After all, it is probably no coincidence that China's “coal relapse” came at a time when the US was absent from the international climate scene. While former President Barack Obama and Xi found common ground in the fight against global warming and set the stage for the 2015 Paris Agreement, the US withdrawal from the issue under President Donald Trump has likely also weakened China's engagement.
Which China will the world see in the next few years? That question is more pressing than ever in the light of a recent report from the International Energy Agency that advises that all new fossil fuel developments should stop this year if the world reaches net zero emissions by 2050 and hope for a cap the global temperature should have increased to 1.5 ° C.

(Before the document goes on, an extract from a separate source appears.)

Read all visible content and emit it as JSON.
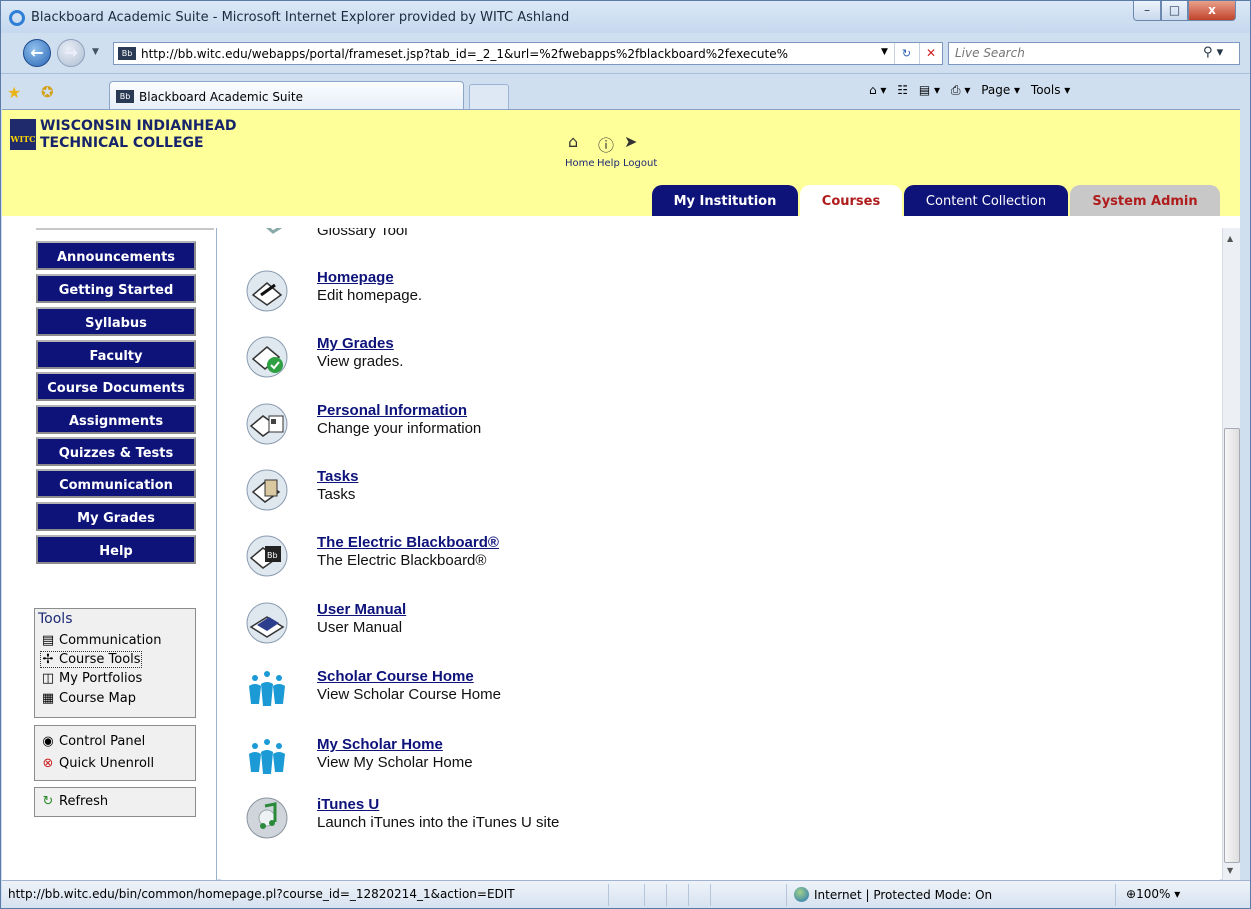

Xi's announcement in September 2020 that China wants to become climate neutral by 2060 revived optimism. However, hopes that the 14th Five-Year Plan (2021-25) published in March this year would outline the government's strategy for starting the decarbonization process have been dashed.
And at President Joe Biden's climate summit in April, Xi announced that China would “strictly control” coal-fired electricity consumption during the new five-year plan, but would not increase and “phase out” it until 2026.
This is a ruthlessly undemanding schedule. Climate experts from GEM, TransitionZero, and elsewhere calculate that limiting global warming to well below a "catastrophic" 2 ° C will require China to shut down 600 of its 1,082 coal-fired power plants by 2030. Carbon ship around now.
Daniel K. Gardner, co-organizer of the China Environmental Group at Princeton University's High Meadows Environmental Institute, is a retired professor of Chinese history and the environment at Smith College and the author of numerous books on China, including "Confucianism: A Very Short Introduction" and "Pollution in China: What everyone needs to know. "
Comment posted with the permission of Project Syndicate – Will China Give Up Its Coal Habits?